La France, quant à elle, se situe dans la partie des pays engagés envers les différentes parties prenantes, notamment au regard de certains pays anglo-saxons (États-Unis, Royaume-Uni), asiatiques (Japon, Hongkong) ou européens (Espagne, Italie). On peut ainsi penser que la bonne performance RSE des entreprises françaises n’est pas étrangère à ce cadre institutionnel favorable. Mais ce dernier pourrait être encore plus propice à la RSE, comme l’illustrent les excellentes performances des pays scandinaves.
Un effet de cascade indirect
Par ailleurs, nous dévoilons clairement un effet indirect de cascade entre les différents niveaux. En effet, la régulation du pays a non seulement une influence directe sur la performance RSE, mais aussi une influence indirecte. Elle favorise une gouvernance RSE dans les entreprises et l’inclusion des critères extra-financiers dans la rémunération du dirigeant, ce qui va ensuite influencer la performance RSE.

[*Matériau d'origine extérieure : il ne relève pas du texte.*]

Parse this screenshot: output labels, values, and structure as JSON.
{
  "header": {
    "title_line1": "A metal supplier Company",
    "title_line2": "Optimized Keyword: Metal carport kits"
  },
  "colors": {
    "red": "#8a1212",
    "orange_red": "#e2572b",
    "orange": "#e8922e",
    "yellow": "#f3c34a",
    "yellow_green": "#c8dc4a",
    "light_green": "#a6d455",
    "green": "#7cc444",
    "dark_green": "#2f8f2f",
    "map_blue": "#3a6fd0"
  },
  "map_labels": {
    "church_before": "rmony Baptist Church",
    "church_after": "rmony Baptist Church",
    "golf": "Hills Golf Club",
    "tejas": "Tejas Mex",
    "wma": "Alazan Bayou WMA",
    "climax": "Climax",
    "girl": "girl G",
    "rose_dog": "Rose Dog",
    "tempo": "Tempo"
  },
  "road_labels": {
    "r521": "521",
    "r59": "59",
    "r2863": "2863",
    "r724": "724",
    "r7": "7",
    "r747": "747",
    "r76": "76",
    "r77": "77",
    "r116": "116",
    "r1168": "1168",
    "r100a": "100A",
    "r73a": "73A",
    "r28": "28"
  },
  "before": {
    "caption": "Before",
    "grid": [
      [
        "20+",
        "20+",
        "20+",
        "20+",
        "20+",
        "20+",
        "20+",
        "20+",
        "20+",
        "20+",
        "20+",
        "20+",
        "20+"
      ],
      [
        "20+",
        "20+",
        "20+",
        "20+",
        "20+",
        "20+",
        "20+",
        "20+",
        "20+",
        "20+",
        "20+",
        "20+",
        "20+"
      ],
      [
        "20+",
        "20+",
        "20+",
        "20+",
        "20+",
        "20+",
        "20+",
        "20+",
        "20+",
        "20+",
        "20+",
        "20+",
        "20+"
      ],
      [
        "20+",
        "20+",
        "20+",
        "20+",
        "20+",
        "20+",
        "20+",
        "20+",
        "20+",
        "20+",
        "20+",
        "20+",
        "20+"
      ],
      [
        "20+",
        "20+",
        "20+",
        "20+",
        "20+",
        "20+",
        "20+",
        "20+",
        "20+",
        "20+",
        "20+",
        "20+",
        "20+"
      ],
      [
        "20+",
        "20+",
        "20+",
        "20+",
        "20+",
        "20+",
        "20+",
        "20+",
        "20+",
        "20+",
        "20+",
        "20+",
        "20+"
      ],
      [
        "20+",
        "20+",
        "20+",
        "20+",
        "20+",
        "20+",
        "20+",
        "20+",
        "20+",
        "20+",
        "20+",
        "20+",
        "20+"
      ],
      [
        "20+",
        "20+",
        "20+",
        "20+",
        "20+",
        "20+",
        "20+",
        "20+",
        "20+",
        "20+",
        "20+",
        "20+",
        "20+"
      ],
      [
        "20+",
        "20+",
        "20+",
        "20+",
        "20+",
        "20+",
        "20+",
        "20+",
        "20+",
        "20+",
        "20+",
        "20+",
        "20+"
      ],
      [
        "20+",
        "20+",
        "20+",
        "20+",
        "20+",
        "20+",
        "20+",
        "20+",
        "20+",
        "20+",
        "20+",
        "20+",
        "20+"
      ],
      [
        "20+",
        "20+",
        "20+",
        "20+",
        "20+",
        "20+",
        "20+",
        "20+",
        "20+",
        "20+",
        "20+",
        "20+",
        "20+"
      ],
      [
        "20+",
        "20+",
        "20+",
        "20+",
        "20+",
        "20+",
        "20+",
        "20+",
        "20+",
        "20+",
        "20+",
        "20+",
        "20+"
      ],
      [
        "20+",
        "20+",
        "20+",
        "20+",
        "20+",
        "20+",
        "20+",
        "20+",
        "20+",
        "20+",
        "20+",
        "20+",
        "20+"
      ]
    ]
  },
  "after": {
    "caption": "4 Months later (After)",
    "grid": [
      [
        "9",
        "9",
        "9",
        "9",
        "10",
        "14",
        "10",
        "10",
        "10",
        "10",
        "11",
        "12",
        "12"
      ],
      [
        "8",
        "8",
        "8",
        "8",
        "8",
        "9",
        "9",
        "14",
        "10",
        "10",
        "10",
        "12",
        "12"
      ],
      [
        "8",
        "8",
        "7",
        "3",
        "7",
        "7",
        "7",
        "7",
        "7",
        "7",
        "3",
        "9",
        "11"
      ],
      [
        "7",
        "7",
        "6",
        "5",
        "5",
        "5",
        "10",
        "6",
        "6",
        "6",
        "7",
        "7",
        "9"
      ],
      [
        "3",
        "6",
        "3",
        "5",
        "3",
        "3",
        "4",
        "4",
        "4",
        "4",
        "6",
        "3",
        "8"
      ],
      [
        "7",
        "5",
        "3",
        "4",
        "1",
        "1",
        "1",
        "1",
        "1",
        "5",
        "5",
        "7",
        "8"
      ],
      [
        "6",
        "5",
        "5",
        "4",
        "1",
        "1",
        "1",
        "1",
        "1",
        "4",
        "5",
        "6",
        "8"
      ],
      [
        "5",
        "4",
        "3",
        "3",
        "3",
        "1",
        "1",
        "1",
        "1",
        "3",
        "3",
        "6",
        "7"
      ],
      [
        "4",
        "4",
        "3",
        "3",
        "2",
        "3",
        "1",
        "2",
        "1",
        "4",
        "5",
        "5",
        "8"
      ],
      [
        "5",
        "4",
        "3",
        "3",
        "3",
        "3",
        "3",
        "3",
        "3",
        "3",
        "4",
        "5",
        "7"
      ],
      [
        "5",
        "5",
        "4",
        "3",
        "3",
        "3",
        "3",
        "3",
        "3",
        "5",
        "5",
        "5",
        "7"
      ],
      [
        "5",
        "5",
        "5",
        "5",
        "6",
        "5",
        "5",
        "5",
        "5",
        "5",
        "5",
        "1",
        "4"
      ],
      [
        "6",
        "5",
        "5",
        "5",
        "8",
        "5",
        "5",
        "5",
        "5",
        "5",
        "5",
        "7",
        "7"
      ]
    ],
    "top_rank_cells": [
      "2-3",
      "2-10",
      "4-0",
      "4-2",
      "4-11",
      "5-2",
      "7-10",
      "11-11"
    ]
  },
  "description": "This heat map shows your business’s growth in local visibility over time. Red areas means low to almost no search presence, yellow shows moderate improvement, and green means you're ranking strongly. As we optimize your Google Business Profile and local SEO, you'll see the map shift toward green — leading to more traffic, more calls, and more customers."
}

Ainsi, la forte orientation des cadres danois ou suédois a un impact très significatif sur la performance de la RSE des entreprises. Celles-ci peuvent donc, en adoptant des politiques internes à l’échelle de leur gouvernance et des incitations financières, tirer parti des effets à la fois directs et indirects pour optimiser leur performance RSE.
Pour une entreprise située dans un pays où le cadre n'est pas orienté aussi favorablement, comme les États-Unis ou la Corée du Sud, tout n’est pas perdu pour autant. En effet, des choix judicieux en termes de gouvernance RSE et de politique de rémunération peuvent plus que compenser l'absence ou la faible réglementation pour obtenir des niveaux de performance RSE plus même plus élevée qu’une entreprise située dans un pays orienté vers les parties prenantes mais qui ne réaliserait aucune politique à son échelle.
Ainsi, même si le contexte institutionnel est particulièrement important, les entreprises ne peuvent se dédouaner de leur propre responsabilité. Elles disposent d'une latitude importante à leur échelle pour améliorer leur performance RSE. Comme le montre cette recherche, l'intégration de comités RSE au sein des conseils d’administration et l'indexation de la rémunération des dirigeants sur les critères extra-financiers sont notamment des décisions qui favorisent la performance sociale et environnementale des entreprises.
Cette contribution s'appuie sur l'article de recherche intitulé « How do firms achieve corporate social performance? An integrated perspective » de Walid Ben-Amar (University of Ottawa), Claude Francoeur (HEC Montréal), Sylvain Marsat (Université Clermont Auvergne) et Aida Sijamic Wahid (University of Toronto) publié en janvier 2021 dans la revue « Corporate Social Responsibility and Environmental Management ».